DNA is a string of pearls enclosed in a tiny space. For decades, we've studied the sequence of these pearls: the A, T, C, and G bases that form the code. But what really matters is how this string folds. The loops, folds, and three-dimensional structures decide which genes are turned on and which remain off. MIX-HIC è the first multimodal model of artificial intelligence that can read this hidden architecture. Yes, sir, the 3D Genome. It does this by integrating two types of information: maps that show which parts of the DNA touch each other in space (called Hi-C) and chemical signals that indicate where the DNA is accessible (epigenomic signatures). What does this mean? Let's take a look together, calmly.
The 3D genome is not a detail: it is the mechanism
A liver cell and a neuron have the same DNA. Yet they do completely different things. The secret is not in the sequence, but in form. When DNA forms a chromatin loop, brings distant regions of the genome closer together. A chromatin loop is like a molecular bridge connecting a switch and the gene it's supposed to control. The shape is the switch. If the loop doesn't form, the gene stays off. If it forms in the wrong place, it turns on when it shouldn't.
Studying the 3D genome has so far been like putting together a puzzle with pieces from different boxes. Scientists had the contact maps of DNA, showing which regions touch each other in space. They also had the epigenomic traces, which reveal where the DNA is "open" and ready to be read. But these data were analyzed separately, with methods specialized for specific tasks. In practice, the overall picture was lost.

MIX-HIC learns two languages and the nuances of both
The team ofHong Kong University of Science and Technology has developed a system that completely changes the approach. MIX-HIC has been trained on over 1,2 million paired samples of Hi-C maps and epigenomic signatures: the largest dataset ever created for 3D genome study. The architecture is ingenious: the system doesn't simply "merge" the different types of data. It learns to recognize both the features common to both modalities and the unique features of each. It's like a translator who not only knows two languages but also understands cultural nuances.
In tests, MIX-HIC outperformed all existing methods in three key tasks. First: predict how DNA will organize itself in 3D in different cell types, with improvements up to 9,3% compared to the best previous systems. According to: identify chromatin loops with unprecedented precision. Third: predict how active a gene will be, essential information for understanding cell function.
When data is missing, imagine it
Hi-C data is expensive and difficult to obtain. It's often missing. MIX-HIC solves this problem too: thanks to its extensive training, the system can "imagine" how the 3D genome would be organized even when only epigenomic traces are available. It's like a detective reconstructing a crime scene with few clues, having learned from thousands of previous cases.

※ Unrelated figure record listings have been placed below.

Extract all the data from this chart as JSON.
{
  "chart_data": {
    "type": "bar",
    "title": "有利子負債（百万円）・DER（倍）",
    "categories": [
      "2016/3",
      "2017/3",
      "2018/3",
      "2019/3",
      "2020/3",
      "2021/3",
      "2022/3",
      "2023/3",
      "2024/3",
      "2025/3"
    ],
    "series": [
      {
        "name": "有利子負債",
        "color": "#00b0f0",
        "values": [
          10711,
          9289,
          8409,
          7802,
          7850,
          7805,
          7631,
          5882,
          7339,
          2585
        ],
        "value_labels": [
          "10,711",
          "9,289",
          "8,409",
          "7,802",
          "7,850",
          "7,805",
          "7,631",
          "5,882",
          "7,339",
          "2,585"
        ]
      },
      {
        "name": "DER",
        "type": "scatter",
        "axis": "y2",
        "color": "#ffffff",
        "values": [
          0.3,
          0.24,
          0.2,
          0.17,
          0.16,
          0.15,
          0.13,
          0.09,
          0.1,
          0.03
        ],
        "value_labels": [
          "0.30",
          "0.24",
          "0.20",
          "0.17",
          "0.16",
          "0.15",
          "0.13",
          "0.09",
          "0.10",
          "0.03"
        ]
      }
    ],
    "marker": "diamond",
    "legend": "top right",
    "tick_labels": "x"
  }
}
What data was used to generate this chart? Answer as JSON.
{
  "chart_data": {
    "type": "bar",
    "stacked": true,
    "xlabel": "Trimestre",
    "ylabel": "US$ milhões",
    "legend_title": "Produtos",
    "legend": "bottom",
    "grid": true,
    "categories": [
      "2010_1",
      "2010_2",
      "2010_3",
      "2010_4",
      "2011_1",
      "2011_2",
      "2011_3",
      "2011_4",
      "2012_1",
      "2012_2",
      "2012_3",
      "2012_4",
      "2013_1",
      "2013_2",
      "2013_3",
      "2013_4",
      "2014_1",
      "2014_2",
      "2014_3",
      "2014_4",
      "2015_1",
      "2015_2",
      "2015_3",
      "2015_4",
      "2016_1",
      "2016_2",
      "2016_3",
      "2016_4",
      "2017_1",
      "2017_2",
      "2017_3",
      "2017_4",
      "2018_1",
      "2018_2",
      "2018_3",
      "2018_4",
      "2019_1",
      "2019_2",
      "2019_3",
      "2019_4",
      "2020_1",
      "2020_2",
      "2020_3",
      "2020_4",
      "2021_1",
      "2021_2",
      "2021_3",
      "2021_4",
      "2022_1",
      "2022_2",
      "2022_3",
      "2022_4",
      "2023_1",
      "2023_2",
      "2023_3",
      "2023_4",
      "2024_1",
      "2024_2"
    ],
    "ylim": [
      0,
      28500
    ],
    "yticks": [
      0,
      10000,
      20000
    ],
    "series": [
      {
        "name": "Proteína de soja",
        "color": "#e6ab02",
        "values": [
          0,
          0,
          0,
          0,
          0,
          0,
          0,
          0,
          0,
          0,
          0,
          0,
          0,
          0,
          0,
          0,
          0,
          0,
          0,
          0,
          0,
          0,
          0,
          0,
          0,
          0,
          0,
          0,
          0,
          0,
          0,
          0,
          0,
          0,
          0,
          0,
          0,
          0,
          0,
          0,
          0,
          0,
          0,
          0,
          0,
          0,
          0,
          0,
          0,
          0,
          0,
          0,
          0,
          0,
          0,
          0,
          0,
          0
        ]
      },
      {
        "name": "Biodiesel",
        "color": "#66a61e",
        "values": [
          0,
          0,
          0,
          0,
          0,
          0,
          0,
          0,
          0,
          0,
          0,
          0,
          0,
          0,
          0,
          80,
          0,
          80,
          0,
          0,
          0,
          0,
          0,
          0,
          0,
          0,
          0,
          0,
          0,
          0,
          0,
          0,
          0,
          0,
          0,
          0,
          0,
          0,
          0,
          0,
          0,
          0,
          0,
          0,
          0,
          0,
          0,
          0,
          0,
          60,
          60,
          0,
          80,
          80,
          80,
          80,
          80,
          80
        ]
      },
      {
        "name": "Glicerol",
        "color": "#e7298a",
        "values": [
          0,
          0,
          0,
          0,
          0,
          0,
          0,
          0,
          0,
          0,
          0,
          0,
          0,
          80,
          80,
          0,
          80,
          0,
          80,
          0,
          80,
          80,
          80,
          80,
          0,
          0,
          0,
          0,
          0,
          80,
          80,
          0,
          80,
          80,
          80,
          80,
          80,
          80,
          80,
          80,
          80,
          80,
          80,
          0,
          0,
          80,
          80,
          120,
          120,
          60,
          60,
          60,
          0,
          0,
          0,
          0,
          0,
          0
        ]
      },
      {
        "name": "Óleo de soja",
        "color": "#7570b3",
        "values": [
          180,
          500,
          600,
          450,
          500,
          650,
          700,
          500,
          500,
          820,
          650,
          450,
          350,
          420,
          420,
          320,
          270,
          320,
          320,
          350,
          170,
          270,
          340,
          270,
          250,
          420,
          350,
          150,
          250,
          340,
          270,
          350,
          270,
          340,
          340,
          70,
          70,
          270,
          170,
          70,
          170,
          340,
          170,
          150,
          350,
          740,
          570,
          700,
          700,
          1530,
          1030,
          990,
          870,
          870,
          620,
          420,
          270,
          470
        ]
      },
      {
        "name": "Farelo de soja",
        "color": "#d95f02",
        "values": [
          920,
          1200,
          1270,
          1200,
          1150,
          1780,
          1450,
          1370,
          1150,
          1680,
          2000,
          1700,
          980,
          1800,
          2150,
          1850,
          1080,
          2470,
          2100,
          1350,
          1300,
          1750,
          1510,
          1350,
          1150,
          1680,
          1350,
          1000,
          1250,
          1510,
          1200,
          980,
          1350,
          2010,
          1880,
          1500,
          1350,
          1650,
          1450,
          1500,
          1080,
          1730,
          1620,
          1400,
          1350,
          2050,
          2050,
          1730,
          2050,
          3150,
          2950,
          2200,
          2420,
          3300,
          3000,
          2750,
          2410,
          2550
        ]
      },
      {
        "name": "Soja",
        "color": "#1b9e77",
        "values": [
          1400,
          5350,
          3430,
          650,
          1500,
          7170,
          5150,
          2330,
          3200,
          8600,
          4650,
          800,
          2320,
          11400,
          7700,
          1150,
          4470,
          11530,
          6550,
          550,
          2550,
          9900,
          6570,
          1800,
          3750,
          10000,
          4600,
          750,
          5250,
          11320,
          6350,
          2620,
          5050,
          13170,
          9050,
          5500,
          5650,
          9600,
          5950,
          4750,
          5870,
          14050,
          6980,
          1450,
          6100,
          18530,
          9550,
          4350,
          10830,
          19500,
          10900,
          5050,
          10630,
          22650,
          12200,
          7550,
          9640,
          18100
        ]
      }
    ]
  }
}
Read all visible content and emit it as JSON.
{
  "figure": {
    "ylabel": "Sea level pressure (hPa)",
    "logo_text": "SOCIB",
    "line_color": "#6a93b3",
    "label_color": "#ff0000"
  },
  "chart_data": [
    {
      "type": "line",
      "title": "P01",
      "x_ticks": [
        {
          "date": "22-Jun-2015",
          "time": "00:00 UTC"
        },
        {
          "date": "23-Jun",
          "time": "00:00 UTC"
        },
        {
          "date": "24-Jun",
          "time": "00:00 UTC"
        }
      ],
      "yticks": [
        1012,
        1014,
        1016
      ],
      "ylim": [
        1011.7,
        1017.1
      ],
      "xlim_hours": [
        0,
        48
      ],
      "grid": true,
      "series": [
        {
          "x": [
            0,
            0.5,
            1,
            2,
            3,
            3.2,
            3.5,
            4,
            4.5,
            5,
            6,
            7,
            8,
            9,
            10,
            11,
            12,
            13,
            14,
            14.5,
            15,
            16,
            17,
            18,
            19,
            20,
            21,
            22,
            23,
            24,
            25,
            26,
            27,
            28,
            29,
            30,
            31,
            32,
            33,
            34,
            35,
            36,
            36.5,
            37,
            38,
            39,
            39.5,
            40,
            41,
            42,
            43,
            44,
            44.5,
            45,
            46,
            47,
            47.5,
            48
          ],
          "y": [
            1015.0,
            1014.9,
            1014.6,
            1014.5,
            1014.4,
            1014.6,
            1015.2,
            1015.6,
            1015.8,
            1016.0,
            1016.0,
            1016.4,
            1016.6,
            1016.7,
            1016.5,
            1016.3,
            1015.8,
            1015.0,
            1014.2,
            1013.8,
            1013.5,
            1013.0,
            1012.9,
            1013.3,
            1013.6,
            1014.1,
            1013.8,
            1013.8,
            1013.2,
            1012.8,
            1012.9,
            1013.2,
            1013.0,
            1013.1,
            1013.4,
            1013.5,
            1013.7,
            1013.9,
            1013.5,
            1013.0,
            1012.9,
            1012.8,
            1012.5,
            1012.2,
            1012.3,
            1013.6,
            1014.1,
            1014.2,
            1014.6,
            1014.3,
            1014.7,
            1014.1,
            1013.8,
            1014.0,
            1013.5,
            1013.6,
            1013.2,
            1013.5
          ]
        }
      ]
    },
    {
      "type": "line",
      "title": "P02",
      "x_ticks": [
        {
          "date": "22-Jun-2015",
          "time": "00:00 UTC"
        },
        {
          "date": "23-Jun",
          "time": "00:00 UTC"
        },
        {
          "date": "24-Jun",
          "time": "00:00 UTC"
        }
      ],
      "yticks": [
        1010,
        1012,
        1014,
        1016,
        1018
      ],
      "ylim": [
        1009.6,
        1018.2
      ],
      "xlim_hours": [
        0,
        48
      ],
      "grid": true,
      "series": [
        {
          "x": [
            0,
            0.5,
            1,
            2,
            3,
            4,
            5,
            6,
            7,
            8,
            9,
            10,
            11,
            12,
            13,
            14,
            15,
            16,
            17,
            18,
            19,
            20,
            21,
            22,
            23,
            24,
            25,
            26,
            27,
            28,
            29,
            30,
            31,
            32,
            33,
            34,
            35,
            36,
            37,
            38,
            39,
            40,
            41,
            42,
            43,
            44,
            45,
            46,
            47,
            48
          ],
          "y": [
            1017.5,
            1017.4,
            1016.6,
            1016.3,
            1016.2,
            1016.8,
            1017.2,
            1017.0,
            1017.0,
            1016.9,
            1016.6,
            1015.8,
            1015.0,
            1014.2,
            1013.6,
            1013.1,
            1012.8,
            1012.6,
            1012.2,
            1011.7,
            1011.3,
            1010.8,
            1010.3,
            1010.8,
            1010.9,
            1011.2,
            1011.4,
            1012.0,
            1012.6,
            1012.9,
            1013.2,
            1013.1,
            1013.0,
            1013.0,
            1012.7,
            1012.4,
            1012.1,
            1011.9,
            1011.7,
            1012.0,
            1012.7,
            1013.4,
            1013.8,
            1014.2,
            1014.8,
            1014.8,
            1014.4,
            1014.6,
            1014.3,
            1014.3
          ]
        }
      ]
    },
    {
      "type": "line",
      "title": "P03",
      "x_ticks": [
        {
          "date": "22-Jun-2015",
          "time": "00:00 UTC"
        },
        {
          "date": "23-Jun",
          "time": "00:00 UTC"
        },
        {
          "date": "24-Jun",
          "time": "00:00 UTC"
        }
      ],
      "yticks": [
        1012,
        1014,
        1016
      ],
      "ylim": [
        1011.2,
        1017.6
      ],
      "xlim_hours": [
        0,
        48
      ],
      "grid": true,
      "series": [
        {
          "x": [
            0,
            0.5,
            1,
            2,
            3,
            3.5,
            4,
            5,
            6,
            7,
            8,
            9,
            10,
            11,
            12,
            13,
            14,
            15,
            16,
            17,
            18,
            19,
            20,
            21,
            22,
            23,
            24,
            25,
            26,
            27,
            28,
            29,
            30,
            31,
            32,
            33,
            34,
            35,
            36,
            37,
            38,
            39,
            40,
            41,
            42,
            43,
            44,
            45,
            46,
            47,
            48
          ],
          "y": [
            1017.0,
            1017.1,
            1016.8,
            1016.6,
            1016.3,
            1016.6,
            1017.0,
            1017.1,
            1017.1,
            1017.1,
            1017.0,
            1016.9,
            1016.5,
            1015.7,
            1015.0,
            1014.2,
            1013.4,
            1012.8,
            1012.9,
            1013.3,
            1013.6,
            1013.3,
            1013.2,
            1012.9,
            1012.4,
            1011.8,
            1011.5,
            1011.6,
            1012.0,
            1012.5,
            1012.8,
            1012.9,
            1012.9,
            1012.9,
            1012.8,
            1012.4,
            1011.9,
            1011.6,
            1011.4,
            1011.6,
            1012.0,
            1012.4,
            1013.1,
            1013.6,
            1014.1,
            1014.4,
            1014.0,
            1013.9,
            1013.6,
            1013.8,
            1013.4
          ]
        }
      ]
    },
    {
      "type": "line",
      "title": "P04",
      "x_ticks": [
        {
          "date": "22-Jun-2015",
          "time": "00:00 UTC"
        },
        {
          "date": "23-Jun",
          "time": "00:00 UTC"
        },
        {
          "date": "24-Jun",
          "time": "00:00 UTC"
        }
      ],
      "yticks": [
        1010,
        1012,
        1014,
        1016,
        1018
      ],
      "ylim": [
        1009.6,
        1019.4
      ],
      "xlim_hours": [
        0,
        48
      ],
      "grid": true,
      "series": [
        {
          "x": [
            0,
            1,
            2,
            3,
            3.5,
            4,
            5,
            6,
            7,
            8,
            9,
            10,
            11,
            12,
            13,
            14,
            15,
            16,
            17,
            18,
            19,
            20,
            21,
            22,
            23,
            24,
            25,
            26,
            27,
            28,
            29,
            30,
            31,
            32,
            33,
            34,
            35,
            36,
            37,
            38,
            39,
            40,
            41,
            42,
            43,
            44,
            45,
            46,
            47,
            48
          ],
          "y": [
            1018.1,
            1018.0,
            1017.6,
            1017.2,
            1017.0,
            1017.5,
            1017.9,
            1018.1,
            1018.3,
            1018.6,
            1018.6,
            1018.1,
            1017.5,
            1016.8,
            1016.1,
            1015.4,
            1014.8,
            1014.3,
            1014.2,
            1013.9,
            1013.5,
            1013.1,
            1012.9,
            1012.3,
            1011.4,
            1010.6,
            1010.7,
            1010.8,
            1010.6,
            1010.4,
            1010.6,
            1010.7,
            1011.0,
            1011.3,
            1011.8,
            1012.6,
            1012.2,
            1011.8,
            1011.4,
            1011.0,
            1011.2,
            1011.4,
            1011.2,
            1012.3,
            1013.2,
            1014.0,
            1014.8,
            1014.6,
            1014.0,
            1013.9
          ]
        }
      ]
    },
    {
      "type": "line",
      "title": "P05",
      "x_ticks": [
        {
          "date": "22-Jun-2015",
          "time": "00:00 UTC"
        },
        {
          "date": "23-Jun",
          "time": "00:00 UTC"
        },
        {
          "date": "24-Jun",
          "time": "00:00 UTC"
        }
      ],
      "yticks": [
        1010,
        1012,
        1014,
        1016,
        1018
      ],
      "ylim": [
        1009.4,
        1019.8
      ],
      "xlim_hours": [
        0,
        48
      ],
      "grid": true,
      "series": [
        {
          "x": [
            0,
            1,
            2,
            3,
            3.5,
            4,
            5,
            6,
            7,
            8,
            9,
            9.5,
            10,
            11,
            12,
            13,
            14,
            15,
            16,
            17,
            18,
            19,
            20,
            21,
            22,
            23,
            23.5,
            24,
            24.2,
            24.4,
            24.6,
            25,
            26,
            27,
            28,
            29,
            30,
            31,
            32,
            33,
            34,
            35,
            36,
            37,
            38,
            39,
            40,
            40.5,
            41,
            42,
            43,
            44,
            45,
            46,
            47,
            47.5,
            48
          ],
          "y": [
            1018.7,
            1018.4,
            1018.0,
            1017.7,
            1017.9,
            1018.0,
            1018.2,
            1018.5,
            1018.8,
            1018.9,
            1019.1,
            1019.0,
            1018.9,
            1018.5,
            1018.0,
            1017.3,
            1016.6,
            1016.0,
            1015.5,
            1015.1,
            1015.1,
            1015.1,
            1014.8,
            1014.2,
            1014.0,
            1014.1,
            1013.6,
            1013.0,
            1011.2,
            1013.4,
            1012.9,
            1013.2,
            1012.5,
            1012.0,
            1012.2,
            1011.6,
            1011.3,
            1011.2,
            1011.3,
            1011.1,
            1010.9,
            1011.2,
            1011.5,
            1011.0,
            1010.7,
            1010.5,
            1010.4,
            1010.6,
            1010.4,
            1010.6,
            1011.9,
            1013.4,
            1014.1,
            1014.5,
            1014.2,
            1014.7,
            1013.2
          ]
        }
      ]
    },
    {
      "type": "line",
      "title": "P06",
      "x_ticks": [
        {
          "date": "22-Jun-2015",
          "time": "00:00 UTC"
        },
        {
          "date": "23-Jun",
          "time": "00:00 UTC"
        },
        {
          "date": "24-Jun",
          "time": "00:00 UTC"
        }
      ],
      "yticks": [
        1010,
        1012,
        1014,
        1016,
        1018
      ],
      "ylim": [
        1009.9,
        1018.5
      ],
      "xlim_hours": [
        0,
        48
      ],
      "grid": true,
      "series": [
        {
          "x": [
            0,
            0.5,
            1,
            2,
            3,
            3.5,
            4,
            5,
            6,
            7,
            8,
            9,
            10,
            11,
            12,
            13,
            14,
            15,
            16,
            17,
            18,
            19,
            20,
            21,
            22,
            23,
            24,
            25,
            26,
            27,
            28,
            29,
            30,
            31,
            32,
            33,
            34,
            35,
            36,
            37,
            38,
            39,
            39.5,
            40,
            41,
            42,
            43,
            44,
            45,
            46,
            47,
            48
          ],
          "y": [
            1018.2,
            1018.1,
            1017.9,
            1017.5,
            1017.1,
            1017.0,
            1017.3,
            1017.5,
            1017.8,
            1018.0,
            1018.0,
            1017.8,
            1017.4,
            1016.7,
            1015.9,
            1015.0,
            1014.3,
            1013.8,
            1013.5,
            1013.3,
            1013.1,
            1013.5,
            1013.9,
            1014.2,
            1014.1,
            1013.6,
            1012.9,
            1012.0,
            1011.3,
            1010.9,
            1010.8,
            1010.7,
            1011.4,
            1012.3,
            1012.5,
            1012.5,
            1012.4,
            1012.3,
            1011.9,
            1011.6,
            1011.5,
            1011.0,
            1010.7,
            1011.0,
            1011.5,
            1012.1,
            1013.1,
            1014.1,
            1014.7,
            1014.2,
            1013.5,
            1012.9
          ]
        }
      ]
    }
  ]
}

This "unified semantics" approach allows the system to fill in gaps in the experimental data while maintaining the accuracy of its predictions. Of course, human supervision is required—it's no Oracle of Delphi—but the time savings are immense.
Diseases are not just wrong sequences
Many diseases (from cancers to rare genetic disorders) are caused not by simple errors in the DNA sequence, but by problems in the organization of the 3D genome. A gene important for suppressing tumors might be "switched off" because the 3D structure prevents regulatory factors from reaching it. Or a mutation might not directly change a gene, but rather alter a chromatin loop that controls it remotely.
With MIX-HIC, researchers can now analyze the 3D genome of specific patients to identify these structural problems. This opens the way to more precise diagnoses: Understanding exactly what's wrong with a patient's DNA organization. And targeted therapies that take into account not only which genes are mutated, but how the entire genomic architecture is altered. As is already happening in personalized nutrition, where genomics and AI are revolutionizing the way we care for our health.

3D Genome: Amplifies Capabilities, Not Replaces Them
The system accelerates basic research: instead of conducting lengthy and expensive experiments for each cell type, researchers can use MIX-HIC to virtually explore thousands of scenarios, identifying the most promising ones for laboratory testing. It's a tool that democratizes access to precision genomics, making it faster and more affordable. The methods developed to model these weak signals can also be used in astronomy, planetary defense, and monitoring the impact of human technology on our space environment.
MIX-HIC is an example of how artificial intelligence can amplify human capabilities in scientific research. It doesn't replace scientists: it offers them a tool to decipher one of biology's most complex puzzles: how the three-dimensional shape of our genome orchestrates the symphony of cellular life.
And when the music is out of tune, maybe he can tell us what we can do to bring it back into harmony.